22 April 2008

Brighton Children's Book Festival

Brighton must have the country's highest concentration of brilliant illustrators and writers for children outside of London - there's an amazing collection of people living and working in and around the city. So it's a perfect place for a children's book festival, which was launched last year and had its second outing this past weekend.

Festival director Laura Atkins (a UFBG contributor, of course...) again brought together a wonderful array of writers and illustrators and others to talk and run workshops on the theme of 'Leaping from the page', exploring the various ways in which children's books can be manifested in other media - film, theatre, etc. - as well as other ways in which books can be brought to life (pop-ups, comic-strip illustration, etc.).

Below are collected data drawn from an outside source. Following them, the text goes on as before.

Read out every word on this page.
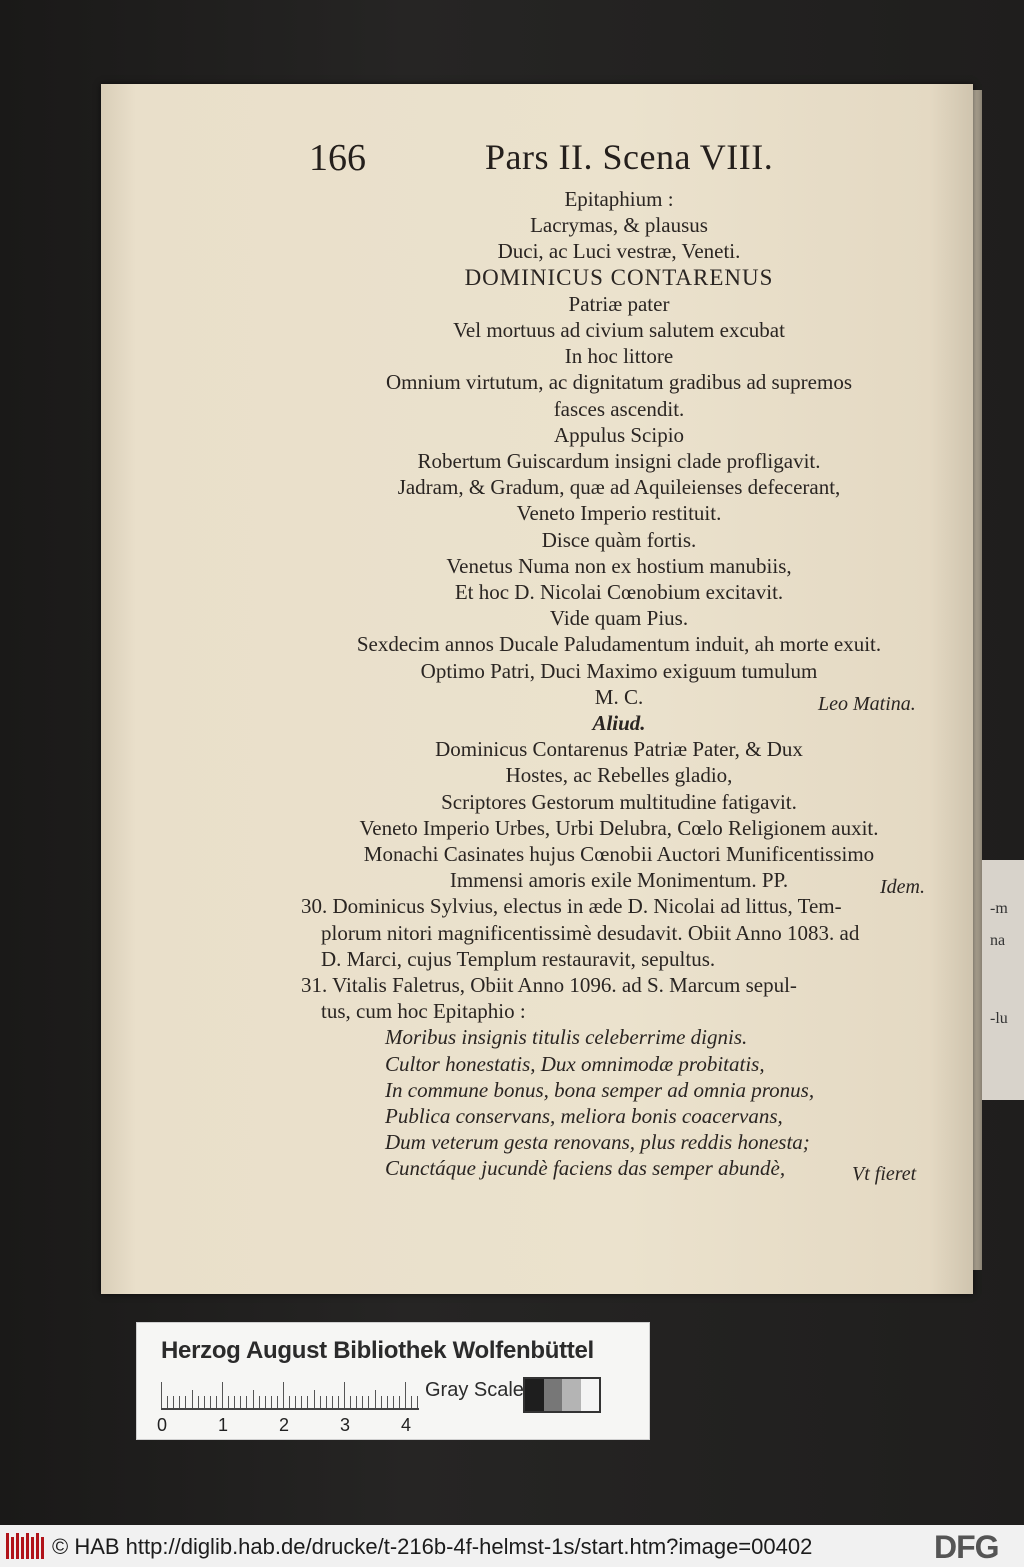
-m
na
-lu
166	Pars II. Scena VIII.
Epitaphium :
Lacrymas, & plausus
Duci, ac Luci vestræ, Veneti.
DOMINICUS CONTARENUS
Patriæ pater
Vel mortuus ad civium salutem excubat
In hoc littore
Omnium virtutum, ac dignitatum gradibus ad supremos
fasces ascendit.
Appulus Scipio
Robertum Guiscardum insigni clade profligavit.
Jadram, & Gradum, quæ ad Aquileienses defecerant,
Veneto Imperio restituit.
Disce quàm fortis.
Venetus Numa non ex hostium manubiis,
Et hoc D. Nicolai Cœnobium excitavit.
Vide quam Pius.
Sexdecim annos Ducale Paludamentum induit, ah morte exuit.
Optimo Patri, Duci Maximo exiguum tumulum
M. C.
Aliud.
Dominicus Contarenus Patriæ Pater, & Dux
Hostes, ac Rebelles gladio,
Scriptores Gestorum multitudine fatigavit.
Veneto Imperio Urbes, Urbi Delubra, Cœlo Religionem auxit.
Monachi Casinates hujus Cœnobii Auctori Munificentissimo
Immensi amoris exile Monimentum. PP.
30. Dominicus Sylvius, electus in æde D. Nicolai ad littus, Tem-
plorum nitori magnificentissimè desudavit. Obiit Anno 1083. ad
D. Marci, cujus Templum restauravit, sepultus.
31. Vitalis Faletrus, Obiit Anno 1096. ad S. Marcum sepul-
tus, cum hoc Epitaphio :
Moribus insignis titulis celeberrime dignis.
Cultor honestatis, Dux omnimodæ probitatis,
In commune bonus, bona semper ad omnia pronus,
Publica conservans, meliora bonis coacervans,
Dum veterum gesta renovans, plus reddis honesta;
Cunctáque jucundè faciens das semper abundè,
Leo Matina.
Idem.
Vt fieret
Herzog August Bibliothek Wolfenbüttel
0	1	2	3	4
Gray Scale
© HAB http://diglib.hab.de/drucke/t-216b-4f-helmst-1s/start.htm?image=00402	DFG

I was there for most of the day on Saturday; the day began with Kitty Taylor, who directed Charlie and Lola for CBeebies, talking about the process of bringing the books to the screen, working with Lauren etc. And we got to see a bit of the results which were typically charming; I don't know a child who's seen C&L on TV and hasn't loved them, and I do think they're really delightful too.

Next up came Nicky Singer - she was talking about three examples of her work being re-imagined in other genres - TV/film, musical theatre and opera. Nicky's always a good speaker (I introduced her when she had a BCBF slot last year) and I'm a fan of her books. Feather Boy is the best known, of course, but Doll, Innocent's Story and Gem X are, while very different, all very good bits of writing. (Glad there was a question from the audience about Gem X - it's a book I liked a lot, and as Nicky said, there aren't many of us who've read it...)

She also talked a little about her new book, just completed a couple of weeks ago,
The Knight Crew, a reimagining of the Arthur story into modern gang culture (you can see how it'd work thematically - honour, rivalry, justice/mercy...). When she and I had coffee about this time last year she'd started working on it and I remember thinking what an interesting idea and what a good fit it probably was, and hearing her in her talk this weekend give examples of particular moments in the book and how they worked I'm all the more excited about reading it. I bullied her into e-mailing me the manuscript, so look forward to settling down to it soon.

One of the workshops allowed children to work on a scene from Feather Boy, the musical, which after lunch they presented to the audience - with, I thought, amazing confidence - lines learned, all blocked and singing - very impressive!

A Q&A with Dakota Blue Richards, the star of The Golden Compass, and the forthcoming film of The Little White Horse, was next; she comes across as reassuringly normal - part confident, part shy, very personable and generous with her attention and happy to talk. But no, she still doesn't know whether there will be more His Dark Materials films made; and no, the movie of Little White Horse is nothing at all like the book so don't get your hopes up...

Then the biggest treat for me - a David Almond double-bill. First David himself speaking (about stories - utterly wonderful), followed by a screening of the recent TV adaptation of Clay, introduced by adapter Peter Tabern (responsible also for the TV Feather Boy adaptation). David is one of my favourite writers around - for teenagers, possibly my very favourite of all; and so of course it's wonderful to hear him speaking with intelligence and enthusiasm and warmth etc. He's one of the very few writers working in this field today - can I think of any others at all? - who clearly sees the world a little differently from everyone else, and whose writing makes you see it like that too; all his books do truly do that. Kit's Wilderness is my favourite of his to date, and I think the most inexplicably magical thing I've read of his. but they really do all have that odd, wonderful quality, of changing how you see the world, making it richer somehow.

And David Almond is also - apart from being a wonderful creative writer, delightful man and all-round genius - the person who wrote the introduction to our teen guide; seeing him talk on Saturday reminded how very proud indeed and lucky we are to have him.

Sorry not to have been able to stay for the Sunday events - Michelle Magorian! - but have no doubt it was another great day. Many congratulations to Laura and everyone else who worked on making it such a good event and looking forward to next year and BCBF3.